Clement m'adresse un sourire amusé depuis le banc d’en face. J'avoue que notre élégance détonne au milieu des pantalons informes et des robes sombres. Les autres passagers, ouvriers et domestiques pour la plupart, n'ont pas l’habitude des hauts-de-forme et des jupes à tournure. La mienne me rappelle la couleur des feuilles en automne et ce brun-roux réchauffe un peu la pâleur de mon teint. Quand je vérifie dans la glace qu'aucune mèche rousse ne s'échappe de mon chignon, mes prunelles écarlates s'y reflètent.
— Vous êtes parfaite, déclare mon dena.
Sa gentillesse se répand en moi comme une douce chaleur. J'aimerais effleurer son visage d'ange en retour mais les bonnes meurs l'interdisent en public. Nous sommes tous esclaves de la politesse.
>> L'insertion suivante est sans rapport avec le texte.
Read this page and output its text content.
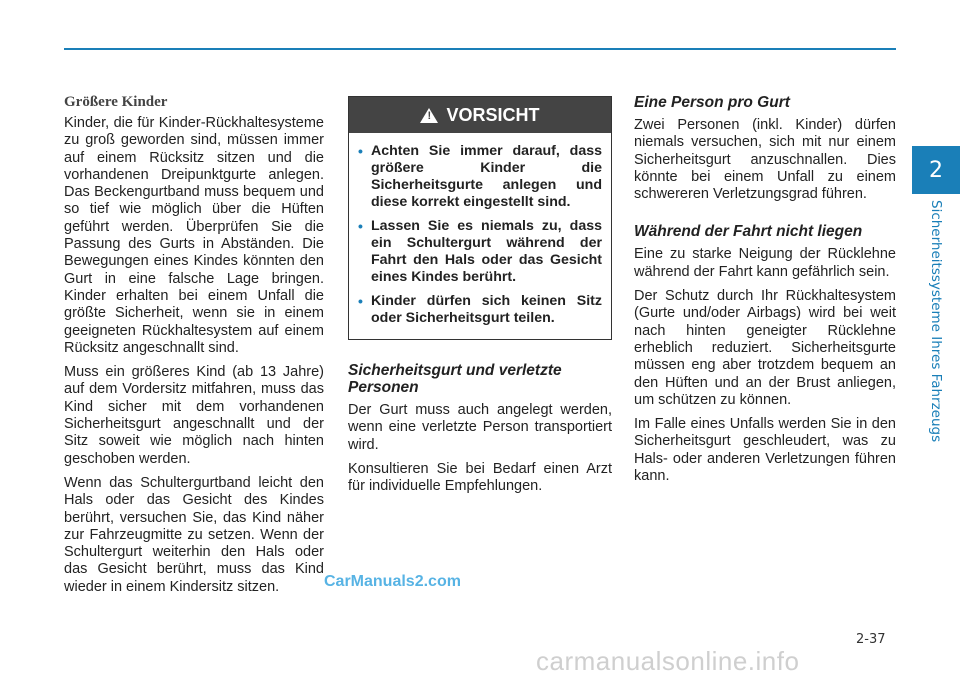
2
Sicherheitssysteme Ihres Fahrzeugs
Größere Kinder

Kinder, die für Kinder-Rückhaltesysteme zu groß geworden sind, müssen immer auf einem Rücksitz sitzen und die vorhandenen Dreipunktgurte anlegen. Das Beckengurtband muss bequem und so tief wie möglich über die Hüften geführt werden. Überprüfen Sie die Passung des Gurts in Abständen. Die Bewegungen eines Kindes könnten den Gurt in eine falsche Lage bringen. Kinder erhalten bei einem Unfall die größte Sicherheit, wenn sie in einem geeigneten Rückhaltesystem auf einem Rücksitz angeschnallt sind.

Muss ein größeres Kind (ab 13 Jahre) auf dem Vordersitz mitfahren, muss das Kind sicher mit dem vorhandenen Sicherheitsgurt angeschnallt und der Sitz soweit wie möglich nach hinten geschoben werden.

Wenn das Schultergurtband leicht den Hals oder das Gesicht des Kindes berührt, versuchen Sie, das Kind näher zur Fahrzeugmitte zu setzen. Wenn der Schultergurt weiterhin den Hals oder das Gesicht berührt, muss das Kind wieder in einem Kindersitz sitzen.

!
VORSICHT
• Achten Sie immer darauf, dass größere Kinder die Sicherheitsgurte anlegen und diese korrekt eingestellt sind.
• Lassen Sie es niemals zu, dass ein Schultergurt während der Fahrt den Hals oder das Gesicht eines Kindes berührt.
• Kinder dürfen sich keinen Sitz oder Sicherheitsgurt teilen.
Sicherheitsgurt und verletzte Personen

Der Gurt muss auch angelegt werden, wenn eine verletzte Person transportiert wird.

Konsultieren Sie bei Bedarf einen Arzt für individuelle Empfehlungen.

Eine Person pro Gurt

Zwei Personen (inkl. Kinder) dürfen niemals versuchen, sich mit nur einem Sicherheitsgurt anzuschnallen. Dies könnte bei einem Unfall zu einem schwereren Verletzungsgrad führen.

Während der Fahrt nicht liegen

Eine zu starke Neigung der Rücklehne während der Fahrt kann gefährlich sein.

Der Schutz durch Ihr Rückhaltesystem (Gurte und/oder Airbags) wird bei weit nach hinten geneigter Rücklehne erheblich reduziert. Sicherheitsgurte müssen eng aber trotzdem bequem an den Hüften und an der Brust anliegen, um schützen zu können.

Im Falle eines Unfalls werden Sie in den Sicherheitsgurt geschleudert, was zu Hals- oder anderen Verletzungen führen kann.

CarManuals2.com
2-37
carmanualsonline.info
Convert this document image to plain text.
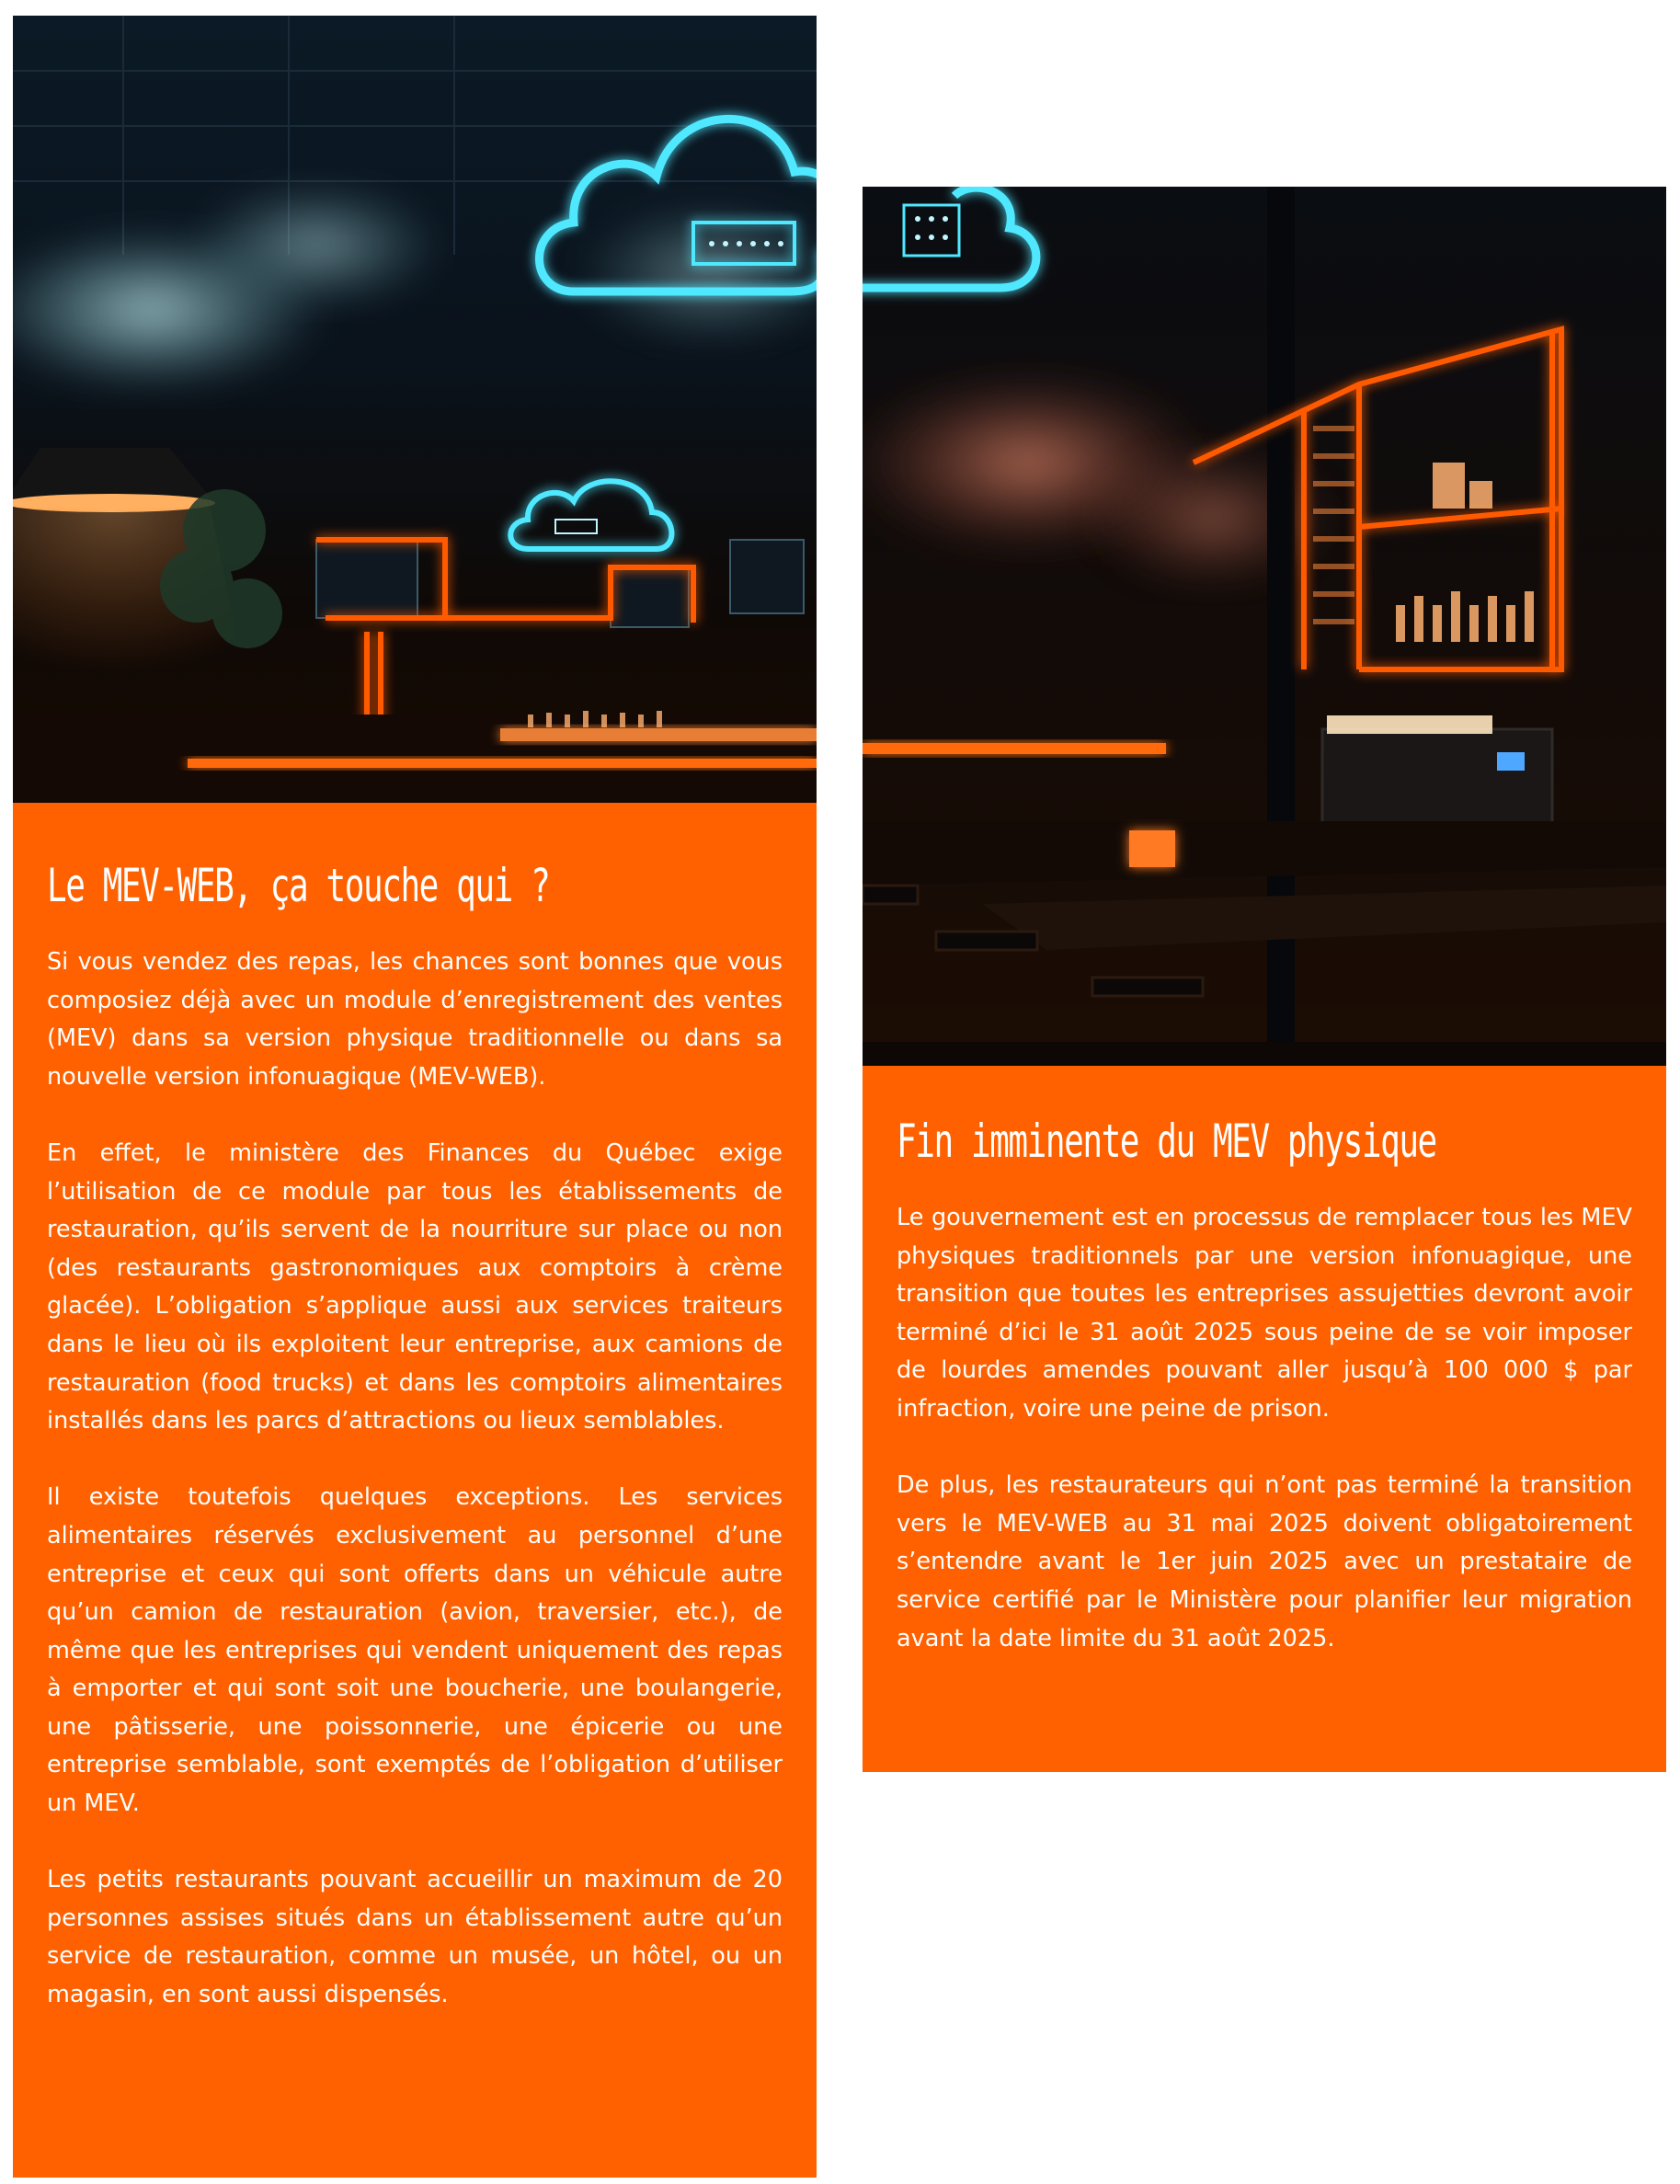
Le MEV-WEB, ça touche qui ?

Si vous vendez des repas, les chances sont bonnes que vous composiez déjà avec un module d’enregistrement des ventes (MEV) dans sa version physique traditionnelle ou dans sa nouvelle version infonuagique (MEV-WEB).

En effet, le ministère des Finances du Québec exige l’utilisation de ce module par tous les établissements de restauration, qu’ils servent de la nourriture sur place ou non (des restaurants gastronomiques aux comptoirs à crème glacée). L’obligation s’applique aussi aux services traiteurs dans le lieu où ils exploitent leur entreprise, aux camions de restauration (food trucks) et dans les comptoirs alimentaires installés dans les parcs d’attractions ou lieux semblables.

Il existe toutefois quelques exceptions. Les services alimentaires réservés exclusivement au personnel d’une entreprise et ceux qui sont offerts dans un véhicule autre qu’un camion de restauration (avion, traversier, etc.), de même que les entreprises qui vendent uniquement des repas à emporter et qui sont soit une boucherie, une boulangerie, une pâtisserie, une poissonnerie, une épicerie ou une entreprise semblable, sont exemptés de l’obligation d’utiliser un MEV.

Les petits restaurants pouvant accueillir un maximum de 20 personnes assises situés dans un établissement autre qu’un service de restauration, comme un musée, un hôtel, ou un magasin, en sont aussi dispensés.

Fin imminente du MEV physique

Le gouvernement est en processus de remplacer tous les MEV physiques traditionnels par une version infonuagique, une transition que toutes les entreprises assujetties devront avoir terminé d’ici le 31 août 2025 sous peine de se voir imposer de lourdes amendes pouvant aller jusqu’à 100 000 $ par infraction, voire une peine de prison.

De plus, les restaurateurs qui n’ont pas terminé la transition vers le MEV-WEB au 31 mai 2025 doivent obligatoirement s’entendre avant le 1er juin 2025 avec un prestataire de service certifié par le Ministère pour planifier leur migration avant la date limite du 31 août 2025.
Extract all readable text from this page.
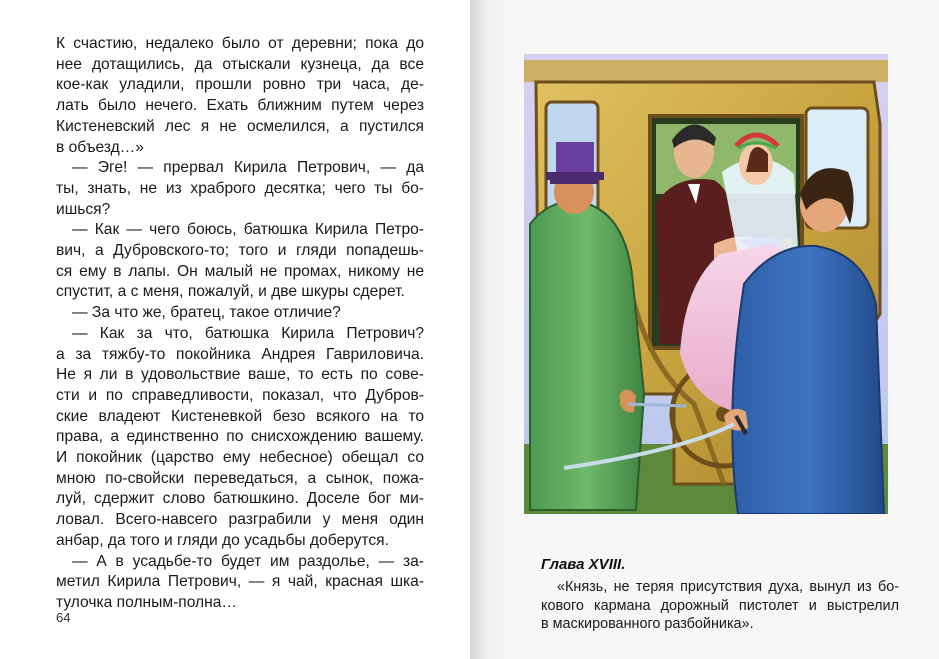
К счастию, недалеко было от деревни; пока до
нее дотащились, да отыскали кузнеца, да все
кое-как уладили, прошли ровно три часа, де-
лать было нечего. Ехать ближним путем через
Кистеневский лес я не осмелился, а пустился
в объезд…»
— Эге! — прервал Кирила Петрович, — да
ты, знать, не из храброго десятка; чего ты бо-
ишься?
— Как — чего боюсь, батюшка Кирила Петро-
вич, а Дубровского-то; того и гляди попадешь-
ся ему в лапы. Он малый не промах, никому не
спустит, а с меня, пожалуй, и две шкуры сдерет.
— За что же, братец, такое отличие?
— Как за что, батюшка Кирила Петрович?
а за тяжбу-то покойника Андрея Гавриловича.
Не я ли в удовольствие ваше, то есть по сове-
сти и по справедливости, показал, что Дубров-
ские владеют Кистеневкой безо всякого на то
права, а единственно по снисхождению вашему.
И покойник (царство ему небесное) обещал со
мною по-свойски переведаться, а сынок, пожа-
луй, сдержит слово батюшкино. Доселе бог ми-
ловал. Всего-навсего разграбили у меня один
анбар, да того и гляди до усадьбы доберутся.
— А в усадьбе-то будет им раздолье, — за-
метил Кирила Петрович, — я чай, красная шка-
тулочка полным-полна…
64
Глава XVIII.
«Князь, не теряя присутствия духа, вынул из бо-
кового кармана дорожный пистолет и выстрелил
в маскированного разбойника».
La sonnerie retentit, les wagons tressautent, puis le tunnel défile autour de nous. La locomotive utilise l'énergie souterraine et je me concentre pour percevoir la puissance qui nous entraîne. Mes mains se posent devant mon ventre, mes paumes s'ouvrent vers le ciel, et la ligne de force fourmille au bout de mes doigts. Le médaillon des Gardes Royaux se balance contre mon corsage au rythme de ma respiration. Méditer dans cette position m'aide à retrouver mon calme.
Clement profite du trajet pour relire la lettre de son ami d'enfance. Ces lignes écrites à la hâte traduisent le désarroi de Monsieur Southall ; sa belle écriture tremble et une tache macule le coin droit. Mon compagnon craignait que je ne le prenne pas au sérieux, mais les sarcasmes ne mènent à rien. Enfant, j'ai trop souvent vu maman pâlir quand Père tournait la sensibilité des denas en ridicule. D'ailleurs, Monsieur Southall n'avait jamais évoqué son agression auparavant, encore moins pour solliciter de l'aide, et je me fie à l'opinion de Clement. Espérons que Lord Westminster en fera autant.
Plongée dans mes pensées, je ne prête guère attention aux allées et venues des passagers. Aucun pickpocket n'oserait s'en prendre à un Garde Royal. Pourtant, une voix aigrelette s’adresse à moi :
— Eh, M’dame, z’êtes toute pâlotte ! Un peu d’énergie ? J’la vends un pence la minute, presque rien pour une lady !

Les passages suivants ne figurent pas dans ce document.